Battles or Adventures?
Today I woke up later than I expected, that is an issue that I have to resolve because soon I'll have to wake up pretty early in the morning but well, I'm on "vacations" so maybe my body and mind really need to rest now for fighting later.
I always talk about the next chapters of my life like they are battles, I don't know how to call them because I always had to fight, I didn't sink till now, although I'm not a great swimmer, cause I've fighted to be here, I changed a million times since I started my journey to became who I am today.
Maybe I should start calling them new adventures, life is a big adventure right?
We never know what's going to happen, we make wishes, we imagine, we work to make them true, but sometimes life gives us surprises and we don't know how to deal with them.
It's ok, not having everything figure it out, we're still learning everyday of our lifes.
This year I really want to make changes in my life, in my professional life mostly, to assure my future.

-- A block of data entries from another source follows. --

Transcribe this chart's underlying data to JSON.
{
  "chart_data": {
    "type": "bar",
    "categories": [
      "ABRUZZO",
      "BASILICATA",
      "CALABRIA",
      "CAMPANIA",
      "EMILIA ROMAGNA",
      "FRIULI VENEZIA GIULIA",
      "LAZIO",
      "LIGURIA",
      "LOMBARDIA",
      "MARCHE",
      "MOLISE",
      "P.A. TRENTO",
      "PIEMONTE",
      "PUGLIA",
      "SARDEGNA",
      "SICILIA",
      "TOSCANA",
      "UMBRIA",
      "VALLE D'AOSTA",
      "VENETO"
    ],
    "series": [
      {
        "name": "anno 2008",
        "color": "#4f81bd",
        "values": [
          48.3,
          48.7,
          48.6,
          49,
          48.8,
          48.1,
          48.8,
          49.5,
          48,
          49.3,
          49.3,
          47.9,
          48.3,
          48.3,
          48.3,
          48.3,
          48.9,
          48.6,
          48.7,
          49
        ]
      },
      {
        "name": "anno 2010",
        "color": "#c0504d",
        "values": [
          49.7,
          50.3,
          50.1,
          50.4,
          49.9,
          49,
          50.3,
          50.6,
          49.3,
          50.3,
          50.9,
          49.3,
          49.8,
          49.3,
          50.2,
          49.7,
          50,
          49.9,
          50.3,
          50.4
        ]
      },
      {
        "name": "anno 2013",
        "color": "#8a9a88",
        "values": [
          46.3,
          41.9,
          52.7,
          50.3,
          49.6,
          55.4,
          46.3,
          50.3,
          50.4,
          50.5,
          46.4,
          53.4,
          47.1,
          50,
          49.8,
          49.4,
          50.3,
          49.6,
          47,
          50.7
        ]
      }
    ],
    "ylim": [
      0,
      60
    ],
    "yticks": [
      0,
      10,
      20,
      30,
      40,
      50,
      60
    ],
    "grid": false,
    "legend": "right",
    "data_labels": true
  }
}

In other subject, yesterday I took some photos of myself just for fun, I used to do this a lot, but I got older and insecure about myself, didn't knew how to deal with my new face, I don't know, I never thought of myself as a very pretty person, it was a time where I used dreadlocks in my hair and my confidence rushed a bit, after that it was a countdown in terms of confidence.
After six years and a buzz cut, I'm now growing my confidence with my hair, I'm loving my face again, of course I still have bad days, but most of it I can look in the mirror and say that I look pretty.
2016 also gave me that experience, with an impulsive night shaving hair.
It was in final days of August and now it is a lot bigger. And I'm loving every stupid fase that my hair have, but it's pretty good actually by the moment.